En «Tierna furia o El maquinista del oído», una breve obra de teatro que sigue representándose en Austria, Jonke, con su habitual humor y habilidad para imprimir un ritmo extremadamente ágil a sus narraciones, nos ofrece una visión más humanizada de Beethoven, y nos lo muestra como un hombre siempre pendiente de cualquier novedad técnica que pudiera ayudar a aliviar su sordera.
«La cabeza de Georg Friedrich Händel» concentra en una misma fecha, el 13 de abril de distintos años, tres momentos cruciales de la vida del músico: el derrame cerebral que sufrió en 1737, la creación de su Mesías en 1741 y su muerte, en 1759. Con su gran erudición y su fina ironía, Jonke describe los últimos instantes de la vida del compositor.

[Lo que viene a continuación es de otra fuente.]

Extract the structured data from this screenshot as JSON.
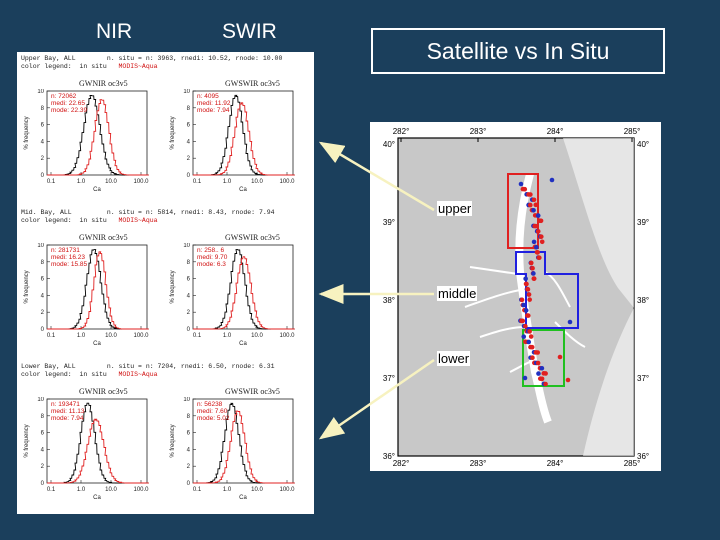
{
  "headers": {
    "nir": "NIR",
    "swir": "SWIR"
  },
  "title": "Satellite vs In Situ",
  "rows": [
    {
      "line1": "Upper Bay, ALL        n. situ = n: 3963, rnedi: 10.52, rnode: 10.00",
      "line2": "color legend:  in situ",
      "legend": "MODIS~Aqua",
      "nir_title": "GWNIR oc3v5",
      "swir_title": "GWSWIR oc3v5",
      "nir_stats": "n: 72062\nmedi: 22.65\nmode: 22.39",
      "swir_stats": "n: 4095\nmedi: 11.92\nmode: 7.94"
    },
    {
      "line1": "Mid. Bay, ALL         n. situ = n: 5814, rnedi: 8.43, rnode: 7.94",
      "line2": "color legend:  in situ",
      "legend": "MODIS~Aqua",
      "nir_title": "GWNIR oc3v5",
      "swir_title": "GWSWIR oc3v5",
      "nir_stats": "n: 281731\nmedi: 16.23\nmode: 15.85",
      "swir_stats": "n: 258.. 6\nmedi: 9.70\nmode: 6.3"
    },
    {
      "line1": "Lower Bay, ALL        n. situ = n: 7204, rnedi: 6.50, rnode: 6.31",
      "line2": "color legend:  in situ",
      "legend": "MODIS~Aqua",
      "nir_title": "GWNIR oc3v5",
      "swir_title": "GWSWIR oc3v5",
      "nir_stats": "n: 193471\nmedi: 11.13\nmode: 7.94",
      "swir_stats": "n: 56238\nmedi: 7.60\nmode: 5.02"
    }
  ],
  "plot_axes": {
    "ylabel": "% frequency",
    "xlabel": "Ca",
    "xticks": [
      "0.1",
      "1.0",
      "10.0",
      "100.0"
    ],
    "yticks": [
      "0",
      "2",
      "4",
      "6",
      "8",
      "10"
    ]
  },
  "map": {
    "top_ticks": [
      "282°",
      "283°",
      "284°",
      "285°"
    ],
    "bottom_ticks": [
      "282°",
      "283°",
      "284°",
      "285°"
    ],
    "left_ticks": [
      "40°",
      "39°",
      "38°",
      "37°",
      "36°"
    ],
    "right_ticks": [
      "40°",
      "39°",
      "38°",
      "37°",
      "36°"
    ]
  },
  "regions": [
    {
      "label": "upper",
      "color": "#e02020"
    },
    {
      "label": "middle",
      "color": "#2020e0"
    },
    {
      "label": "lower",
      "color": "#20c020"
    }
  ],
  "colors": {
    "background": "#1b3f5c",
    "arrow": "#f7f2c0",
    "in_situ": "#000000",
    "modis": "#e02020"
  }
}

En el melodrama musical «Un asunto extraño», Jonke recorre el amplio repertorio de trabajos que desempeñó el libretista Da Ponte y pone en escena su agitada vida.
«La muerte de Anton Webern» recrea un diálogo imaginario entre el compositor austríaco y el soldado estadounidense que le disparó tres balas. Dirigiéndose alternativamente al soldado y a su víctima, Jonke se interroga sobre esta muerte absurda y, sin embargo, llena de sentido.

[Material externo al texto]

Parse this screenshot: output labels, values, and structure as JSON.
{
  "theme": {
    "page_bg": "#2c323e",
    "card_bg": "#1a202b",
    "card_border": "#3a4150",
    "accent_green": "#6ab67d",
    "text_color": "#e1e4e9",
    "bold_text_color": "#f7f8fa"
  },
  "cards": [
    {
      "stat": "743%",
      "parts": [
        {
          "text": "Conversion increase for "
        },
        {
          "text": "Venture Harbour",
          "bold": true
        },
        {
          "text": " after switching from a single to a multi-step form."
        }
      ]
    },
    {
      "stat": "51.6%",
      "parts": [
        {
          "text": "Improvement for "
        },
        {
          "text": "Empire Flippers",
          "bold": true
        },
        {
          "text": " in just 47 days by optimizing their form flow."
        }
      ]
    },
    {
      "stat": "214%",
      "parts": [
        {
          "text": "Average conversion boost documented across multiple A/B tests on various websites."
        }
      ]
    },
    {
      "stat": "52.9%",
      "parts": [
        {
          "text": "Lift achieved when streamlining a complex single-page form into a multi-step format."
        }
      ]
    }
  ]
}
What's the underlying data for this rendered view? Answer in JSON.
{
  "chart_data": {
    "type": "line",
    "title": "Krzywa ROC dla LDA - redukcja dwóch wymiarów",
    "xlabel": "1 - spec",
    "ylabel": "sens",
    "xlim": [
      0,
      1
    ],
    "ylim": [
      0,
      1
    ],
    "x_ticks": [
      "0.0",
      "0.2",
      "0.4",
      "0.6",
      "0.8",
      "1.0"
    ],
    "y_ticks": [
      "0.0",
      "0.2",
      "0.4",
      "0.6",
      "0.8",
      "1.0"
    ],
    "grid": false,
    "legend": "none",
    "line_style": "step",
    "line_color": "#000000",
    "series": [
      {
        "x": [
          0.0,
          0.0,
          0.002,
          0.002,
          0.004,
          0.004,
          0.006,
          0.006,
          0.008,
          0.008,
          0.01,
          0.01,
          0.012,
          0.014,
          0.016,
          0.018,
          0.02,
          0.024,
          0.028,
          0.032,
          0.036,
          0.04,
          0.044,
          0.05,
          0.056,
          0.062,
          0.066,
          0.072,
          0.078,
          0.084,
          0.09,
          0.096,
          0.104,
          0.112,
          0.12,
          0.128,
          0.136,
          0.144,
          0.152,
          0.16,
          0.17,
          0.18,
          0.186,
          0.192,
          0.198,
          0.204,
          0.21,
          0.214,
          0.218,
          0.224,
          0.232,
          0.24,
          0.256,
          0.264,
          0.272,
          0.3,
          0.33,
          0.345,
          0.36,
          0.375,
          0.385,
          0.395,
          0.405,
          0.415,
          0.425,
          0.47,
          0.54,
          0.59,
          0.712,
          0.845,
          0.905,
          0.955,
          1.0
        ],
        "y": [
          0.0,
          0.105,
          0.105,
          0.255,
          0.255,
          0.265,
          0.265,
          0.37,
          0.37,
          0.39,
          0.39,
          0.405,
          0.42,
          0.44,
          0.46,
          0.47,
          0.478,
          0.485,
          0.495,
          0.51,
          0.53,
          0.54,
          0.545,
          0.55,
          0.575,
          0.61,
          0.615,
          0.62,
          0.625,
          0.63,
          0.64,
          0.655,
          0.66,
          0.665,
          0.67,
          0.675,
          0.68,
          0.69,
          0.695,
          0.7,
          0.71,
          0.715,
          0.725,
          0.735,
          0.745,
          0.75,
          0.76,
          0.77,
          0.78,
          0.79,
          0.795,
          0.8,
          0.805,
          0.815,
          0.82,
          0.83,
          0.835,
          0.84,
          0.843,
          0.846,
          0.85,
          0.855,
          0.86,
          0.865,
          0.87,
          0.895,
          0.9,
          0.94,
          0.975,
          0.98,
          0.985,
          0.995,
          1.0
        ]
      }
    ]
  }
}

Gert Jonke sigue la tradición musical de la literatura en lengua alemana que va desde románticos como Novalis y Friedrich Hölderlin hasta Thomas Bernhard e Ingeborg Bachmann.

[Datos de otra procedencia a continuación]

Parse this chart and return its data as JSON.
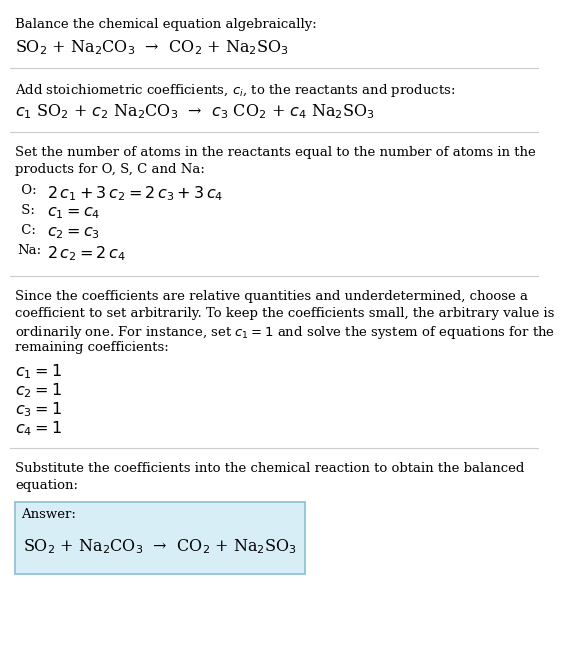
{
  "title": "Balance the chemical equation algebraically:",
  "equation_line": "SO$_2$ + Na$_2$CO$_3$  →  CO$_2$ + Na$_2$SO$_3$",
  "section2_intro": "Add stoichiometric coefficients, $c_i$, to the reactants and products:",
  "section2_eq": "$c_1$ SO$_2$ + $c_2$ Na$_2$CO$_3$  →  $c_3$ CO$_2$ + $c_4$ Na$_2$SO$_3$",
  "section3_intro_lines": [
    "Set the number of atoms in the reactants equal to the number of atoms in the",
    "products for O, S, C and Na:"
  ],
  "section3_lines_label": [
    " O:",
    " S:",
    " C:",
    "Na:"
  ],
  "section3_lines_eq": [
    "$2\\,c_1 + 3\\,c_2 = 2\\,c_3 + 3\\,c_4$",
    "$c_1 = c_4$",
    "$c_2 = c_3$",
    "$2\\,c_2 = 2\\,c_4$"
  ],
  "section4_intro_lines": [
    "Since the coefficients are relative quantities and underdetermined, choose a",
    "coefficient to set arbitrarily. To keep the coefficients small, the arbitrary value is",
    "ordinarily one. For instance, set $c_1 = 1$ and solve the system of equations for the",
    "remaining coefficients:"
  ],
  "section4_lines": [
    "$c_1 = 1$",
    "$c_2 = 1$",
    "$c_3 = 1$",
    "$c_4 = 1$"
  ],
  "section5_intro_lines": [
    "Substitute the coefficients into the chemical reaction to obtain the balanced",
    "equation:"
  ],
  "answer_label": "Answer:",
  "answer_eq": "SO$_2$ + Na$_2$CO$_3$  →  CO$_2$ + Na$_2$SO$_3$",
  "bg_color": "#ffffff",
  "text_color": "#000000",
  "box_facecolor": "#d8eef7",
  "box_edgecolor": "#8bbdd4",
  "hr_color": "#cccccc"
}
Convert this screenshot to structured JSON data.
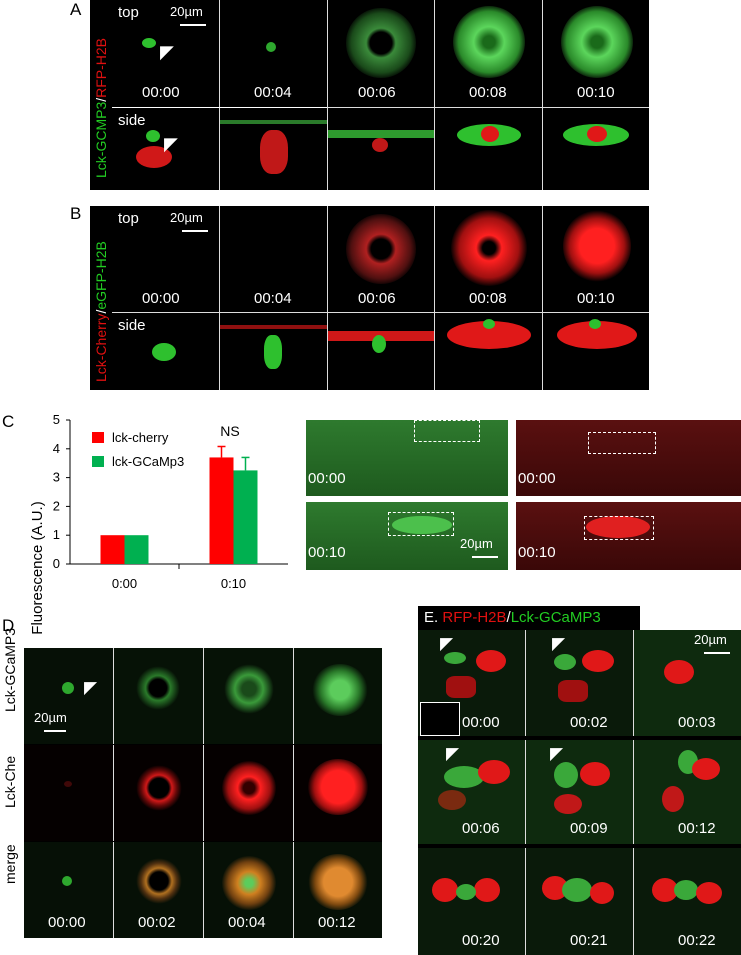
{
  "panelA": {
    "label": "A",
    "side_title_left": "Lck-GCMP3",
    "side_title_sep": "/",
    "side_title_right": "RFP-H2B",
    "row_top": "top",
    "row_side": "side",
    "scale": "20µm",
    "times": [
      "00:00",
      "00:04",
      "00:06",
      "00:08",
      "00:10"
    ]
  },
  "panelB": {
    "label": "B",
    "side_title_left": "Lck-Cherry",
    "side_title_sep": "/",
    "side_title_right": "eGFP-H2B",
    "row_top": "top",
    "row_side": "side",
    "scale": "20µm",
    "times": [
      "00:00",
      "00:04",
      "00:06",
      "00:08",
      "00:10"
    ]
  },
  "panelC": {
    "label": "C",
    "scale": "20µm",
    "img_times": [
      "00:00",
      "00:00",
      "00:10",
      "00:10"
    ]
  },
  "chart_data": {
    "type": "bar",
    "categories": [
      "0:00",
      "0:10"
    ],
    "series": [
      {
        "name": "lck-cherry",
        "values": [
          1.0,
          3.7
        ],
        "errors": [
          0.0,
          0.38
        ],
        "color": "#ff0000"
      },
      {
        "name": "lck-GCaMp3",
        "values": [
          1.0,
          3.25
        ],
        "errors": [
          0.0,
          0.45
        ],
        "color": "#00b050"
      }
    ],
    "ylabel": "Fluorescence (A.U.)",
    "ylim": [
      0,
      5
    ],
    "yticks": [
      "0",
      "1",
      "2",
      "3",
      "4",
      "5"
    ],
    "annotation": "NS",
    "legend_position": "top-left"
  },
  "panelD": {
    "label": "D",
    "rows": [
      "Lck-GCaMP3",
      "Lck-Che",
      "merge"
    ],
    "scale": "20µm",
    "times": [
      "00:00",
      "00:02",
      "00:04",
      "00:12"
    ]
  },
  "panelE": {
    "label": "E.",
    "title_left": "RFP-H2B",
    "title_sep": "/",
    "title_right": "Lck-GCaMP3",
    "scale": "20µm",
    "times": [
      "00:00",
      "00:02",
      "00:03",
      "00:06",
      "00:09",
      "00:12",
      "00:20",
      "00:21",
      "00:22"
    ]
  }
}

«Gert Jonke es un compositor de textos en los que se refleja su compromiso con un estilo literario en que el sonido y el ritmo de las palabras tienen, como mínimo en términos formales, el mismo significante que su significado.» Guy Damman, The Guardian
La cabeza de
Georg Friedrich Händel
Georg Friedrich Händel
En algunas regiones del mundo existe, en la primera noche de primavera, la costumbre de quemar el invierno en enormes piras situadas en las montañas y colinas más altas del país. Consideran que los últimos copos de nieve se marcharán entonces a más tardar, revoloteando con la lluvia de ceniza que echan los bosques, los cuales en muchos casos se incendian.
En el año 1748, la paz de Aquisgrán se celebró quemando la guerra. Los tiempos mejores que estaban por venir habían de iniciarse con unos magníficos fuegos artificiales. A los pirotécnicos se les levantó un edificio de lo más sólido posible para que pudieran lanzar con tanta más audacia sus pinturas ardientes al cielo nocturno. Y a Händel se le dio la orquesta más grande que por aquellas fechas había existido jamás, decían, para que el fuego de su música acompañara dignamente la llameante y abigarrada imagen en el firmamento.
Doce mil personas acudieron en gran parte a pie para presenciar el espectáculo. Por desgracia, el edificio que se construyó no debió de ser lo suficientemente sólido, pues cuando en medio del clímax de la celebración todo explotó, se incendió y estalló un pánico de catastróficas consecuencias, Händel fue a buen seguro uno de los pocos a los que les llamó la atención que los últimos muertos de esa guerra quemada fuesen también los primeros de la paz nueva, que comenzó chamuscada ya de entrada.
Al día siguiente repitió el concierto sin acompañamiento de fuego, y los beneficios se destinaron a un hospital para expósitos.